This is why, next time we get power, we cannot squander the opportunity. That's what I've been saying and will continue to say. We will have a short window to fix everything.
1. First step: neuter the Supreme Court and replace it with a new appellate court. Perfectly constitutional under Article III. Requires nothing more than a statute.
2: Hold a constitutional convention. Tell certain Southern states that they can participate in negotiating it and hopefully we can come to an agreement that all can live with, but if they don't agree, the president will use his unitary executive power to deregister some states so that the we can get 2/3 and 3/4. In the alternative, we can create 50 new states and use them to write the new constitution.
The new amended constitution must address issues like: executive authority (none of this idiotic unitary executive), the judiciary (no life tenure), gun rights (sorry, gun owners), and so on. It doesn't have to be a so-called liberal Christmas tree. It just have to have the provisions necessary for ordered liberty, which was the goal the first time around but that was a very, very long time ago.
3. If we cannot do that, then all will be lost. Is that a Chuck Schumer thing to do? It is not. But we would need the president and hopefully the president will learn how to keep Congress in check long enough to create the conditions for Congress to flourish.
4. As for Janet Mills, I don't really care. We need to run the candidate with the highest chance of winning. That's all that matters -- we need a (D) in that seat. Mills is apparently very popular in Maine. Yes, she's too old, but again -- we need to win and that's all that matters. Same in NC, which is why Roy Cooper is in the race.
Gutting the voting rights act is not necessarily a death knell. Especially if it happens in June, there won't be enough time to redraw districts. So we can take the house in 26. 28 would not be great, but who knows -- the future is hard to predict.

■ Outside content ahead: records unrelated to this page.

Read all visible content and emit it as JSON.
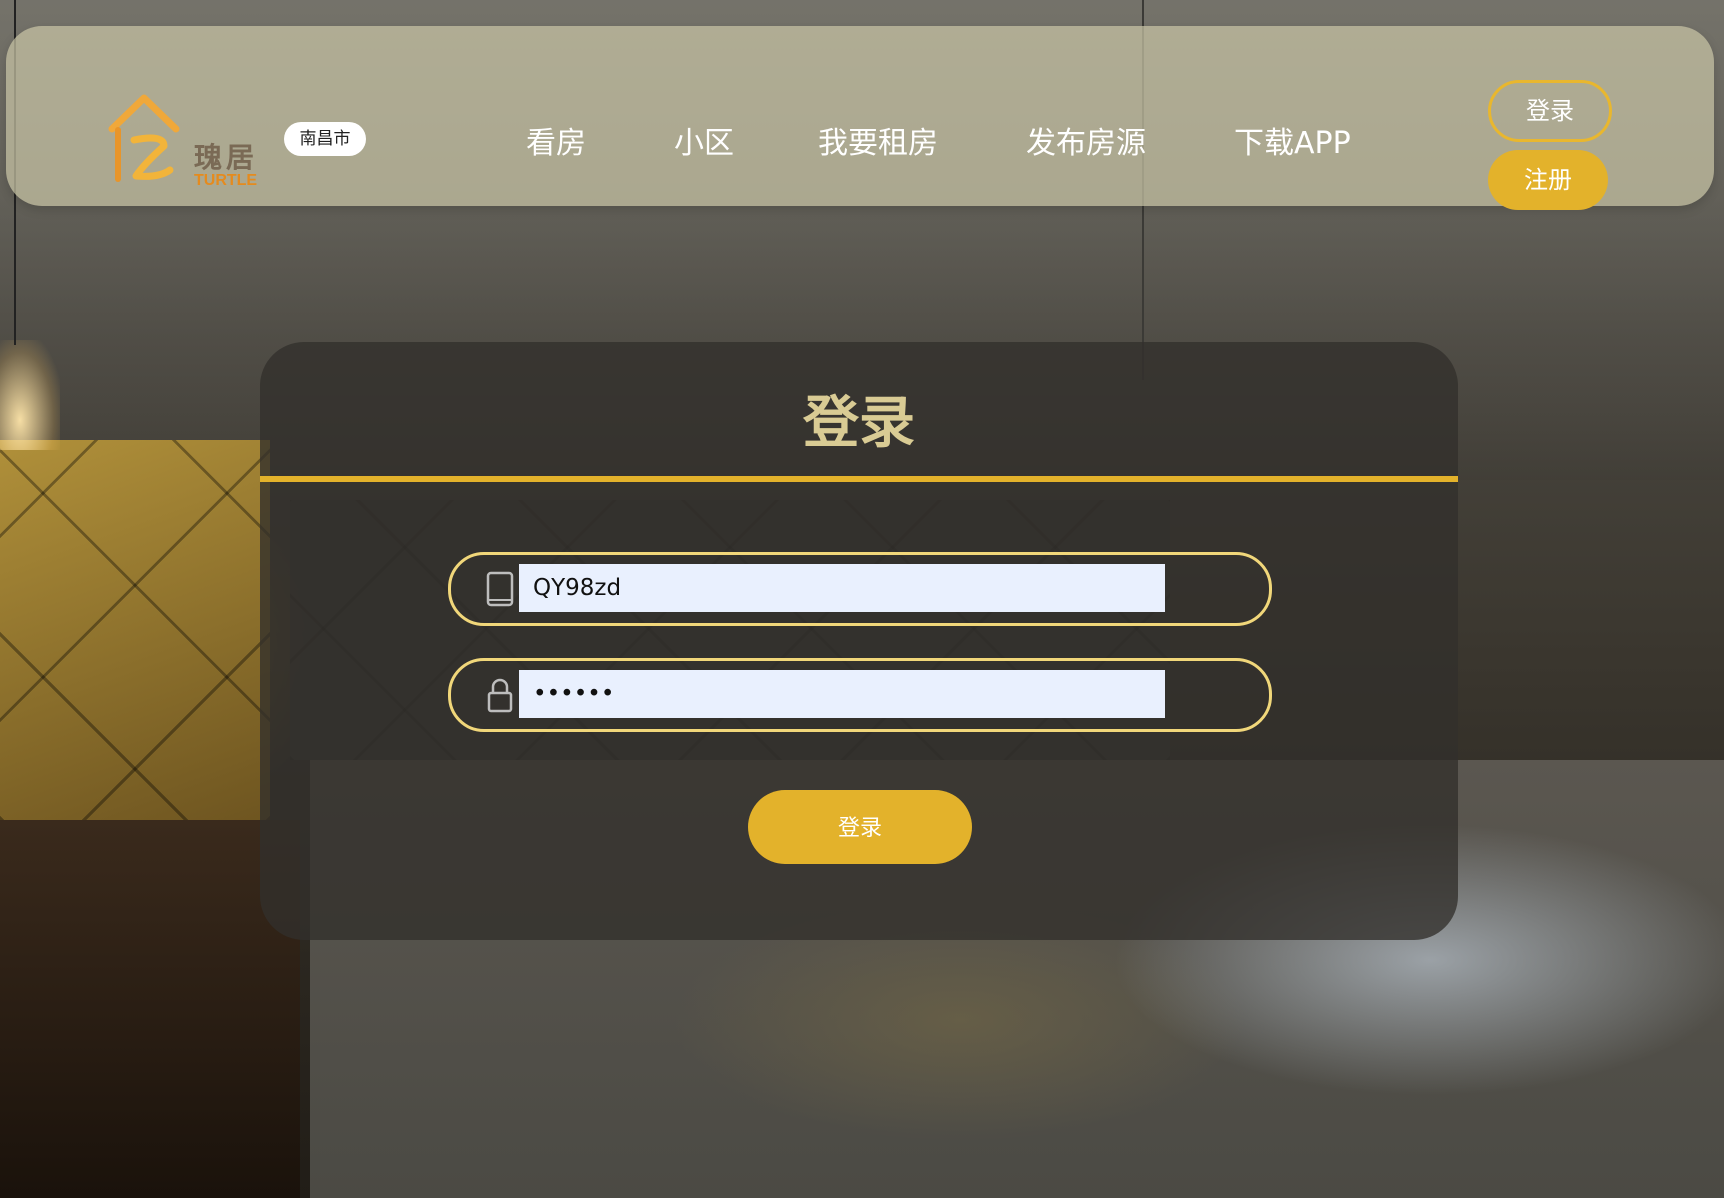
{
  "header": {
    "logo_text": "瑰居",
    "logo_sub": "TURTLE",
    "city": "南昌市",
    "nav": [
      "看房",
      "小区",
      "我要租房",
      "发布房源",
      "下载APP"
    ],
    "login_label": "登录",
    "register_label": "注册"
  },
  "login": {
    "title": "登录",
    "username_value": "QY98zd",
    "password_value": "••••••",
    "submit_label": "登录"
  },
  "colors": {
    "accent": "#e3b22b",
    "field_border": "#f1d77a",
    "title": "#d9cb94"
  }
}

5. The House and the Senate were ready to pass the John Lewis voting rights act, which as I understood it, included provisions to combat gerrymandering. And then Sinema. I wouldn't say that she alone bears responsibility, of course, but she was presented the opportunity to cast a vote for justice and instead she cast a vote for her own relevance. And then she pissed everyone off anyway and so became unelectable. She was like a suicide bomber.